育児休業給付の受け取りを延長しようと、落選狙いで保育所に入所申請する事例が相次いでいます。入所がかなわず休業を続けることが延長の要件のためです。厚生労働省は、復職の意思を確認できるよう新たに申告書の提出を求め、支給を厳格にします。待機児童の実態が見えやすくなる期待もあります。
育休の給付は、休業180日目まで賃金の67%を受け取れます。180日を超えても原則子どもが1歳になるまで、賃金の50%を受給できます。保育所に落選した場合などは、例外として最長2歳まで延ばせます。この例外規定を利用し、手当をもらおうとするケースが多くみられます。

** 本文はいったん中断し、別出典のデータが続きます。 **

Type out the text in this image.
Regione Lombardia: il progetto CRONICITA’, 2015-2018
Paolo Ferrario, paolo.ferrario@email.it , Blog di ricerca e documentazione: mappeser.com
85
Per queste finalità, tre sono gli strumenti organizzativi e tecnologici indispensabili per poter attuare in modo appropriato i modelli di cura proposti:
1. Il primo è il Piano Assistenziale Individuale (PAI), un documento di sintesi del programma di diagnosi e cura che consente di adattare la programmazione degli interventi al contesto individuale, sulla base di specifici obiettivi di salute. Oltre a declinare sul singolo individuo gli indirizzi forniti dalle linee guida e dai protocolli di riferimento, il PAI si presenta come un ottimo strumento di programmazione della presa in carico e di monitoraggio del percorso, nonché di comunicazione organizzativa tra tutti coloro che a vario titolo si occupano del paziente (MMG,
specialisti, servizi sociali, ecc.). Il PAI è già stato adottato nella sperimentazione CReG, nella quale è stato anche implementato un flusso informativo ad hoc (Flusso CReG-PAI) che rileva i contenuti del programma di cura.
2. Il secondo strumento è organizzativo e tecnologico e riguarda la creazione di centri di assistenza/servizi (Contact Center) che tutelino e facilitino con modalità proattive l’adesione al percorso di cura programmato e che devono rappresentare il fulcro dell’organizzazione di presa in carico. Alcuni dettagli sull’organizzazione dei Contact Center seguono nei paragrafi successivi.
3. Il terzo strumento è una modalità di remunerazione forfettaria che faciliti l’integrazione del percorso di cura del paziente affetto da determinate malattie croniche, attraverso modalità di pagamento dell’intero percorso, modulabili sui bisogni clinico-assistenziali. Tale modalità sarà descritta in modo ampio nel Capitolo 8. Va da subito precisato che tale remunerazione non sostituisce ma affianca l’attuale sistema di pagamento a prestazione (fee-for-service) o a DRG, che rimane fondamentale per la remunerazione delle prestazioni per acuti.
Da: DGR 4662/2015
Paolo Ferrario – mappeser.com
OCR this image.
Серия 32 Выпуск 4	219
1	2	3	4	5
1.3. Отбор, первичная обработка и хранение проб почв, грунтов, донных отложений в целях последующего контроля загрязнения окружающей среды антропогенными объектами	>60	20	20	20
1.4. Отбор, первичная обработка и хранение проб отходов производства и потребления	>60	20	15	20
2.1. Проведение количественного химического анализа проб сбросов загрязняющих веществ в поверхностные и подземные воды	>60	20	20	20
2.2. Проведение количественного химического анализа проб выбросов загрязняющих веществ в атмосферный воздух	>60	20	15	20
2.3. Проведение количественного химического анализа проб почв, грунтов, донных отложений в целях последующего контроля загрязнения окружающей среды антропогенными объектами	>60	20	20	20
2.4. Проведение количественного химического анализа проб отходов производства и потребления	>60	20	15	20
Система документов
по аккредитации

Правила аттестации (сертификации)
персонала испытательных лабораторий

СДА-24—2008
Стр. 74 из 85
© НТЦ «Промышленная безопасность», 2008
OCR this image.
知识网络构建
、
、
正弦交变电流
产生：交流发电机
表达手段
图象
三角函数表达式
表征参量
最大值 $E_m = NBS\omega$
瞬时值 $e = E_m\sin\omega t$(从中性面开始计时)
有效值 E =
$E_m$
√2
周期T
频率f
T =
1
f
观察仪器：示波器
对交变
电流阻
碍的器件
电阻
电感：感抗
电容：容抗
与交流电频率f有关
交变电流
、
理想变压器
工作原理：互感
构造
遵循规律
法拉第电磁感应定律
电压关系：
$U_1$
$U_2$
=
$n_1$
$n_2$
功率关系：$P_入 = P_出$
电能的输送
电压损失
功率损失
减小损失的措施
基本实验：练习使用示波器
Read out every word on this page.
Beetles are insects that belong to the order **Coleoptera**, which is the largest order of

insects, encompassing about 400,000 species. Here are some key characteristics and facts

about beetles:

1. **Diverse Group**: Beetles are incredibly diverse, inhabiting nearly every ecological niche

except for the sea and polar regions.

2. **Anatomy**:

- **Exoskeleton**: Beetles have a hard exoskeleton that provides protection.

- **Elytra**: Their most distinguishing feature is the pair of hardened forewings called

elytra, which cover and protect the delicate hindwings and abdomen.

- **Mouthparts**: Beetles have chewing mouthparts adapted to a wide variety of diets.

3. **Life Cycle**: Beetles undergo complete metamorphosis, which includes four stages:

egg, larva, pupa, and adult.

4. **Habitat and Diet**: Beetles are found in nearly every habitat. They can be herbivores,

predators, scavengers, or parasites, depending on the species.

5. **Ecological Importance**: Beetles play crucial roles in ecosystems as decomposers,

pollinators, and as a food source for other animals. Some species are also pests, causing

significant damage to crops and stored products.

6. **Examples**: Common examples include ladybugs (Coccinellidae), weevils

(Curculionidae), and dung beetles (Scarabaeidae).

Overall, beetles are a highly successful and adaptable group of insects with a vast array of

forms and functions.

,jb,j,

給付の延長手続きが簡略なことが背景にあります。申請者は保育所に入れなかった時に、自治体が発行する保留通知書と呼ばれる文書をハローワークに提出します。すぐに働く意思がなくても、保育園に落ちたとの証明だけで給付を受け続けられる可能性があり、落選狙いで入所を申し込む構図になっています。厚生労働省は、給付の延長を申し込む親に、詳細な保育所の申し込み内容などを記した申告書を求めるとしています。
希望しても保育所などに入れない待機児童の数は、4月1日時点で2,680人と、5年連続で過去最少を更新しています。しかし、家に近い特定の園だけを希望して入れなかったといった隠れ待機児童も、約6万6千人いるとされています。この中には、給付延長を目的に延長申請した人数も含まれています。